2.1. Initialize some variables¶
BATCH_SIZE = 4
SEQ_LEN = 64
SAVE_INTERVAL = 50
TRAIN_STEP = 100
2.2. Load dataset and create data loader¶
In this tutorial, I used datasets
library of Hugging Face.
from datasets import load_dataset
from torch.utils.data import DataLoader
datasets = load_dataset("squad").data["train"]["context"]
datasets = [str(_) for _ in datasets[: TRAIN_STEP * BATCH_SIZE]]
dataloader = DataLoader(datasets, batch_size=BATCH_SIZE, shuffle=True)
2.3. Create model, optimizer and tokenizer¶
from torch.optim import Adam
from transformers import AutoModelForCausalLM, AutoTokenizer
model = AutoModelForCausalLM.from_pretrained("gpt2")
optimizer = Adam(model.parameters(), lr=3e-5)
tokenizer = AutoTokenizer.from_pretrained("gpt2")
# Add pad token for batch training
# GPT2 tokenizer doesn't have pad token.
tokenizer.pad_token = tokenizer.eos_token
2.4. Parallelize the model¶
import oslo
model = oslo.initialize(
model, config={"model_parallelism": {"tensor_parallel_size": NUM_YOUR_GPUS}}
)
2.5. Do training as usual¶
for step, batch in enumerate(dataloader):
optimizer.zero_grad()
# Make batch
input_batch = tokenizer(
batch,
return_tensors="pt",
padding=True,
truncation=True,
max_length=SEQ_LEN,
).to("cuda")
# Forward-Backward-Step
loss = model(**input_batch, labels=input_batch["input_ids"]).loss
loss.backward()
optimizer.step()
2.6. Save the parallelized model¶
We support save_parallelized
method, and this is similar with save_pretrained
in the Transformers.
So, it can be used with the same argument with save_pretrained
.
Then, the checkpoints like pytorch_model_tp_0_pp_0.bin
will be saved in your local path.
for step, batch in enumerate(dataloader):
optimizer.zero_grad()
# Make batch
input_batch = tokenizer(
batch,
return_tensors="pt",
padding=True,
truncation=True,
max_length=SEQ_LEN,
).to("cuda")
# Forward-Backward-Step
loss = model(**input_batch, labels=input_batch["input_ids"]).loss
loss.backward()
optimizer.step()
# Save the parallelized model using `save_parallelized`
if step % SAVE_INTERVAL == 0:
model.save_parallelized(save_directory="./parallel_ckpt")
if step > TRAIN_STEP:
break
3. Merging Checkpoints¶
How to merge the parallelized checkpoints?
3.1. Create model¶
Usually we create a GPT2 model like this:
from transformers import AutoModelForCausalLM
model = AutoModelForCausalLM.from_pretrained("gpt2")
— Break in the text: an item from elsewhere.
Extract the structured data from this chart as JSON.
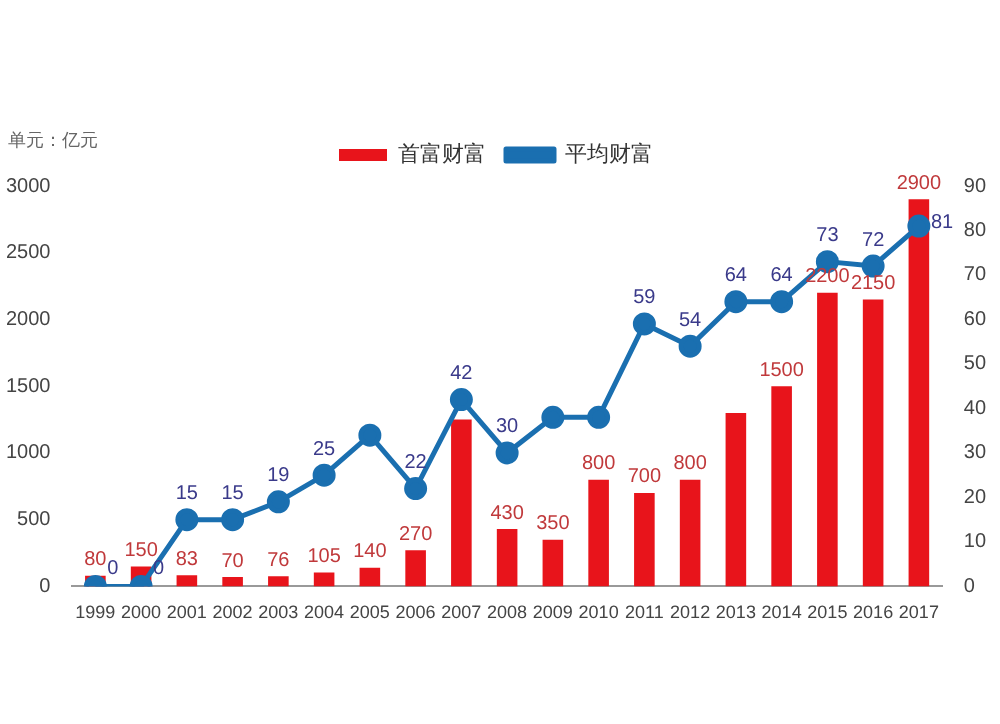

However, it is okay to create the randomly initialized model because we will load the local checkpoints after creation. Here’s how to crate a randomly initialized model:
from transformers import GPT2Config, GPT2LMHeadModel
config = GPT2Config.from_pretrained("gpt2")
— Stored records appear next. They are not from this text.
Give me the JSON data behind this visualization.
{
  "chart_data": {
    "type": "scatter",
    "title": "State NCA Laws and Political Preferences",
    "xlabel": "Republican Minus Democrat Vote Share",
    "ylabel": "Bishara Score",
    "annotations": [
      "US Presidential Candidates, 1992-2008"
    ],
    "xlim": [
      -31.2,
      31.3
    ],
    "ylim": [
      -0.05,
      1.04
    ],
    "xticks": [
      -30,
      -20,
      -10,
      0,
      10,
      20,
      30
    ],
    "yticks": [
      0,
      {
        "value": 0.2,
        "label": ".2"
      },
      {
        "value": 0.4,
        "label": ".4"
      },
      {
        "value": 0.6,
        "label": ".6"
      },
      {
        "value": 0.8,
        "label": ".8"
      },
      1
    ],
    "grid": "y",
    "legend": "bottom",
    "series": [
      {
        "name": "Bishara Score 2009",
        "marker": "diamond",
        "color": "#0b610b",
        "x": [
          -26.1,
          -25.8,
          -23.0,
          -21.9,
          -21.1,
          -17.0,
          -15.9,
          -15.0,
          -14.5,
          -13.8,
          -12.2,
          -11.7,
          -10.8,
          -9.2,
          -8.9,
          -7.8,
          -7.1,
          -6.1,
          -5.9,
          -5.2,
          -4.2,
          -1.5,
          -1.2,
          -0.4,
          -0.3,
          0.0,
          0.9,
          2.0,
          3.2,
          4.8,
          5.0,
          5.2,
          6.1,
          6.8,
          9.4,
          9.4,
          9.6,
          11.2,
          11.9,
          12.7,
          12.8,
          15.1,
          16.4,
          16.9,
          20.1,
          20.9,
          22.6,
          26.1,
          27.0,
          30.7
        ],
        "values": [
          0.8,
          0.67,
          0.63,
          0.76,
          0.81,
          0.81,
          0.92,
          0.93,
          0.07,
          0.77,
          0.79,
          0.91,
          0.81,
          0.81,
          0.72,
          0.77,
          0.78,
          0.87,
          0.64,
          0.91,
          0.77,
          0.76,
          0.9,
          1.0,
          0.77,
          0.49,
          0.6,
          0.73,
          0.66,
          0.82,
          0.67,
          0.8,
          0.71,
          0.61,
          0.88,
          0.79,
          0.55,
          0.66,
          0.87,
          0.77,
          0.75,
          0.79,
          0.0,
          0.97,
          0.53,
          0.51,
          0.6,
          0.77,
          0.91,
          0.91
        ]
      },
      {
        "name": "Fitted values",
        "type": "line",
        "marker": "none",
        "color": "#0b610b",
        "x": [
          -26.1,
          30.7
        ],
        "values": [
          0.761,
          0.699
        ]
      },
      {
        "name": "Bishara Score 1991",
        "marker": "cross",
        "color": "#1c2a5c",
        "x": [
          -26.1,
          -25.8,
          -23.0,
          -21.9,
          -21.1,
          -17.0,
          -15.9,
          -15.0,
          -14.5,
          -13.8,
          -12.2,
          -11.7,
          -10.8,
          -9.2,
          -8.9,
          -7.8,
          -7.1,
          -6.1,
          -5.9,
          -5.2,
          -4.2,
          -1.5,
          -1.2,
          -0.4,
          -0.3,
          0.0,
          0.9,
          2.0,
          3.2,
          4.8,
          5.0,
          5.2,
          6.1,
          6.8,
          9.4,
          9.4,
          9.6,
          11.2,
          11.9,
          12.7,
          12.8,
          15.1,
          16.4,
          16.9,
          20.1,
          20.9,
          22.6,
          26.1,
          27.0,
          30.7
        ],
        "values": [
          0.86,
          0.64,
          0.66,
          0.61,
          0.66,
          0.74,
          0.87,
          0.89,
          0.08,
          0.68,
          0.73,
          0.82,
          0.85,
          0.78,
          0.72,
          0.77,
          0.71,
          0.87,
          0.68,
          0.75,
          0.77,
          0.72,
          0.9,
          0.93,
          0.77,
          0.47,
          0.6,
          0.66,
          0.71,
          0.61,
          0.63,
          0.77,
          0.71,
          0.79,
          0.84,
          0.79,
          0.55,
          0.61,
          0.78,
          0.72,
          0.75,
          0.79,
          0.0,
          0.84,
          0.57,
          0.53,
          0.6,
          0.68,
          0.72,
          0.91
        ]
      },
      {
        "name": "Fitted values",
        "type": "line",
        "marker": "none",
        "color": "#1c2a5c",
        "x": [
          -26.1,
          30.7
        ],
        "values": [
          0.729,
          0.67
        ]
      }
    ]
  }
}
model = GPT2LMHeadModel(config)
3.2. Parallelize the model¶
import oslo
model = oslo.initialize(
model, config={"model_parallelism": {"tensor_parallel_size": NUM_YOUR_GPUS}}
)
3.3 Load parallelized checkpoints¶
We support from_parallelized
method to load parallelized checkpoints.
You can load them by just input the save path of parallelized checks.
model = model.from_parallelized("./parallel_ckpt")
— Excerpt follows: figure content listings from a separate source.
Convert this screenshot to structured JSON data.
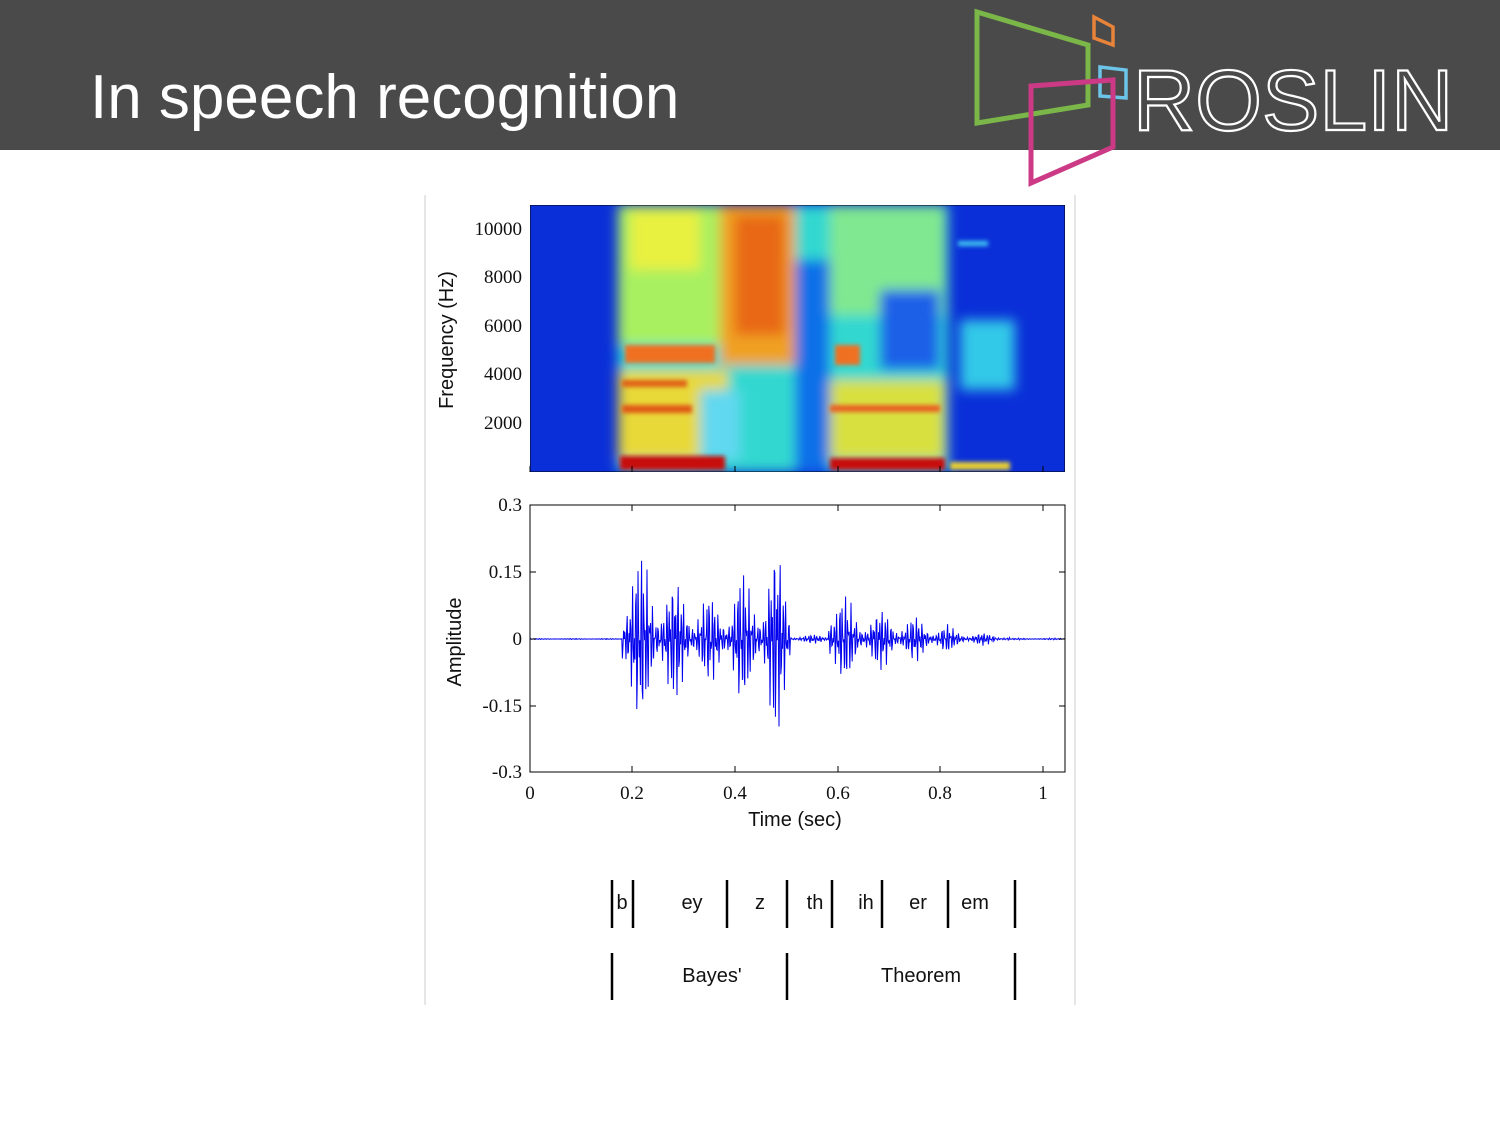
{
  "header": {
    "title": "In speech recognition",
    "logo": "ROSLIN"
  },
  "spectrogram": {
    "y_label": "Frequency (Hz)",
    "y_ticks": [
      "10000",
      "8000",
      "6000",
      "4000",
      "2000"
    ]
  },
  "waveform": {
    "y_label": "Amplitude",
    "y_ticks": [
      "0.3",
      "0.15",
      "0",
      "-0.15",
      "-0.3"
    ],
    "x_ticks": [
      "0",
      "0.2",
      "0.4",
      "0.6",
      "0.8",
      "1"
    ],
    "x_label": "Time (sec)"
  },
  "phonemes": [
    "b",
    "ey",
    "z",
    "th",
    "ih",
    "er",
    "em"
  ],
  "words": [
    "Bayes'",
    "Theorem"
  ]
}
3.4. Merge parallelized checkpoints¶
The save_parallelized
method have a special argument named merge_checkpoints
.
If you set this argument as Ture, the parallelized checkpoints of model will be saved as merged form.
We recommend merging them after training because this process is a bit slow.
model.save_parallelized("./merged_ckpt", merge_checkpoints=True)
// merged_ckpt
pytorch_model.bin config.json
This concludes the model parallelism tutorial. Thank you.